There is an inside joke between my husband and me–about the infomercials touting you can learn to play the piano in a flash. He (jokingly) threatens to achieve in mere four hours what took me many years of blood, sweat, and tears (I was a professionally trained classical pianist in my previous life), but for now, it remains an empty threat (thankfully).
I think it is fair to say that most reasonable people understand these programs do not turn a complete newbie into a professional pianist in only a few hours. I have always and strongly encouraged people to learn and enjoy playing the piano, as that also enables them to appreciate the work of other musicians more deeply and perhaps even collaborate under the right circumstances. However, offering the skill as a professional service for a fee is a different story, and it would be irresponsible for me to encourage that to someone who has only some cursory training.
The same is true of data science (or anything else for that matter). Learning should be encouraged so that one can appreciate it as well as understand its potential more intelligently–needed today simply to stay competitive. However, the line between intelligent appreciation and hard skills is becoming increasingly blurred, with the unsolicited “Learn Data Science in X Days/Weeks” advertisements showing up on my feeds daily. Along with the popularity of analytics democratization, is it becoming another factor that could threaten the integrity and eventual well-being of advanced analytics?
It is curious there seems to be anywhere from a tacit acceptance to enthusiastic encouragement for this in data science. To be fair, I do not believe that these short programs are put together under the presumption that they make a complete novice into a fully competent data scientist. That said, the expectations are usually not clearly articulated, and I am rather annoyed by what is essentially a marketing tactic that takes advantage of the hype. It plays very well into the rapid-results culture that often encourages shortcuts.
I recognize that not everyone in these programs is starting from scratch, and those with more adjacent background with just a few missing skills have a much better time transitioning into this much coveted discipline. There are other factors, obviously. We can also question what one means by a “data scientist” (let’s not get it started here), but it suffices to say that what a business needs from a “data scientist” runs a wide gamut, not all of which are about learning specific algorithms or programming language. However, I expect any “data scientist” to have the following hard competencies at the minimum:
- Solid understanding of probability concepts, on which any analysis design is heavily dependent regardless of the methodology (statistical or otherwise) ultimately employed.
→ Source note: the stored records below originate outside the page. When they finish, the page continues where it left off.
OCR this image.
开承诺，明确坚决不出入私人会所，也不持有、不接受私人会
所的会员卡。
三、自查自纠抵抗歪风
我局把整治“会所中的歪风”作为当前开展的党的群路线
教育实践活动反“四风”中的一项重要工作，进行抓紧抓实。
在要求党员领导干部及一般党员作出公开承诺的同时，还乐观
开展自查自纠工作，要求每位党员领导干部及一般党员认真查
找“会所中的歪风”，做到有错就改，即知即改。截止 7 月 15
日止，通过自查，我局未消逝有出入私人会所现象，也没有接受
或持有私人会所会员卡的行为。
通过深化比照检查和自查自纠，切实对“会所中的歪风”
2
- Solid ability to code, whatever the language. A data scientist must be comfortable getting around very messy raw data, big or small–it is the science of data, after all. The specific language is secondary, as long as its strengths and weaknesses are understood. What is more important is one’s ability to logic his or her way through a messy pile of data while programming efficiently and in a well-structured manner; one can always learn another language. (A recent comment hinted data scientists had to program in Python. Nonsense. I once coded something entirely in Base SAS just to prove a point and, of course, because I could.)
I purposely left out analysis techniques from the criteria. This is where short courses are perfectly suited–you can always learn techniques. But you need the above two first and foremost, and their development is not measured in weeks.
Can you learn data science in a flash? Like you can learn to play the piano in a flash.